Dylann Roof’s impatience, his emphasis on immediate physical action rather than the battle for the mind, and his belief that Blacks rather than Jews are the main problem, all contributed to his action, and in fact they all seem to be interrelated. If Roof had recognized the paramount importance of ideas, he could not have imagined that it was Blacks telling us what to think; the possibility for a tiny minority of Jews to wield enormous power, however, would have been obvious. The answer to false information and bad ideas does not have to be violence: it can be true information and good ideas. But if the whole problem is seen as irrational violence and nothing more, then the choice becomes simply whether to fight or to retreat, which is how Roof framed his choice.

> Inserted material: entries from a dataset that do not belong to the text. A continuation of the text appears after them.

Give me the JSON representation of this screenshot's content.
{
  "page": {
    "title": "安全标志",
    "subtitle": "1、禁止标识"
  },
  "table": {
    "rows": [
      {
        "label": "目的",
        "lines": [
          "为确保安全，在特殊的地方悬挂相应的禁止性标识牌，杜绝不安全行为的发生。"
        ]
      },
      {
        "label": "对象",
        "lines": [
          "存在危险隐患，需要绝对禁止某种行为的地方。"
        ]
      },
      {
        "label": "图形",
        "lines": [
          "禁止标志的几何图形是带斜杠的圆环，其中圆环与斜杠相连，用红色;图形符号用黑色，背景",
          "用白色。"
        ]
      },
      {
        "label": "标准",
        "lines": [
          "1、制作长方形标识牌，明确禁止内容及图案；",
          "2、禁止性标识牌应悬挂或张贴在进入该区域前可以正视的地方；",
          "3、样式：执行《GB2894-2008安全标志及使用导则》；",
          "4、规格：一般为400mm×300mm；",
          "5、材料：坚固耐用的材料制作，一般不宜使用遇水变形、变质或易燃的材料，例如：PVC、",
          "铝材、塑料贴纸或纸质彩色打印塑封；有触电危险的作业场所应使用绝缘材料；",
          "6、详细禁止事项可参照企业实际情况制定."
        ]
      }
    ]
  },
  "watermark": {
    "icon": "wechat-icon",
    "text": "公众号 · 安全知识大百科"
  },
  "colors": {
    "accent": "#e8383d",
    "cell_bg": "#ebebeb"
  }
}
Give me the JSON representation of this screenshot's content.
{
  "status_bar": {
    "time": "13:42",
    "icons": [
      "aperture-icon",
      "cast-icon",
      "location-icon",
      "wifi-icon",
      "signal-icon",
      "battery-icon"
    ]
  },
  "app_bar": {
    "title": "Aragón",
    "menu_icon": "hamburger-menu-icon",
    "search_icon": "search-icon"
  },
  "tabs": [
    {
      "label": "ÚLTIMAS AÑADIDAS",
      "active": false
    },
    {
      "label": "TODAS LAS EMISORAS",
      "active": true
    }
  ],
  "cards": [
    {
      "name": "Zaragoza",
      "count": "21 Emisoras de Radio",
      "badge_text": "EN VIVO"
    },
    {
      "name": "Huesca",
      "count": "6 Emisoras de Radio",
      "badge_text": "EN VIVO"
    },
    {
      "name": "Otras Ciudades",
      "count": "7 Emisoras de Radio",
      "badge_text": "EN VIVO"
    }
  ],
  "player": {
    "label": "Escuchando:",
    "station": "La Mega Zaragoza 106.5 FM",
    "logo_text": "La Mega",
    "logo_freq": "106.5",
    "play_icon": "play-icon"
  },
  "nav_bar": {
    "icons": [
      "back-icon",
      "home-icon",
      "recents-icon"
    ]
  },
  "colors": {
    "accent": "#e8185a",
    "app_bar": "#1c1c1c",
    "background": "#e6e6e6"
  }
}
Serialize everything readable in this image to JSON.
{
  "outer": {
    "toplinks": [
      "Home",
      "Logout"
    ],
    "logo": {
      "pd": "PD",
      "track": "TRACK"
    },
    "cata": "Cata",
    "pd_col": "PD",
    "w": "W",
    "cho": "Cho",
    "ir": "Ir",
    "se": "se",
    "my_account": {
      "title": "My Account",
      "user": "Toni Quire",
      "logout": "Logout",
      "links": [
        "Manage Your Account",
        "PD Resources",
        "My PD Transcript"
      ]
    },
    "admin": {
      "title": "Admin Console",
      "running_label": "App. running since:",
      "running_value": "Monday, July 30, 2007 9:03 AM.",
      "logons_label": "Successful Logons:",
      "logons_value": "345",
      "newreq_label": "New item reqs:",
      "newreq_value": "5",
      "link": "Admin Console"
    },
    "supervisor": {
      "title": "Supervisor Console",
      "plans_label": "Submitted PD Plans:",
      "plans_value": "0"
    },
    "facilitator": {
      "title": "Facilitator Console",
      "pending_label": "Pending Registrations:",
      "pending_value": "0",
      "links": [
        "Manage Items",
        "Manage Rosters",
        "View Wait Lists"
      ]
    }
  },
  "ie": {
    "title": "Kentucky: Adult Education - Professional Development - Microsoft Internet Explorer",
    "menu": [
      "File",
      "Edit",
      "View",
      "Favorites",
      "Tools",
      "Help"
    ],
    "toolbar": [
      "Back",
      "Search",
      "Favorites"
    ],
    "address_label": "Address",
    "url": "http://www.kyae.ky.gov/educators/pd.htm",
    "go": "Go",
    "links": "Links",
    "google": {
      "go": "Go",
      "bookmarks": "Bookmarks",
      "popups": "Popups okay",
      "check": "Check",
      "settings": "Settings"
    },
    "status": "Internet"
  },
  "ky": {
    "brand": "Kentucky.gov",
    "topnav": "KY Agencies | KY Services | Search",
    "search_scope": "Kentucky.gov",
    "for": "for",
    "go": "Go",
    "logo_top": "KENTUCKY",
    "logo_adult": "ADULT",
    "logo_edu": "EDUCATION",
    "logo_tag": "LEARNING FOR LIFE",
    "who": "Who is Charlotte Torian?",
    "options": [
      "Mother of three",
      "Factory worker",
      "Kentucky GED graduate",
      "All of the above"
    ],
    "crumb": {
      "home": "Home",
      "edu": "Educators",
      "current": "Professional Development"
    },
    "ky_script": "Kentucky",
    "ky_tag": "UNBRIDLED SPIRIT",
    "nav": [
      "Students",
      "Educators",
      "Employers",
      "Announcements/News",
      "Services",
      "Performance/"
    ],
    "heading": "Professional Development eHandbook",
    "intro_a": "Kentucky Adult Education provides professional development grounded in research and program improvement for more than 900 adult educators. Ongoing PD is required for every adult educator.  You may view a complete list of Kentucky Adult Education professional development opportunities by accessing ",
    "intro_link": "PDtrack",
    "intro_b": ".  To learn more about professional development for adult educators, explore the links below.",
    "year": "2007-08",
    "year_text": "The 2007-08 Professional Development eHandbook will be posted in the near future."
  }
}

This implies something about what the focus of pro-White media ought to be. The focus should be not on the bright and noisy spectacle, but on the man behind the curtain who makes it all happen. This is something that must be emphasized.
Ideally, Blacks and Whites should be able to recognize some common interests and cooperate on those interests. There are very clear common interests in curtailing Black crime — since, according to the FBI, 90% of murders of Blacks are committed by other Blacks — and in stopping immigration.
All of the agitation of Black hostility toward Whites by the mass media, mostly on false premises, which has generated not only anti-White and anti-police violence by Blacks but also Dylann Roof’s response, certainly doesn’t make such cooperation any easier.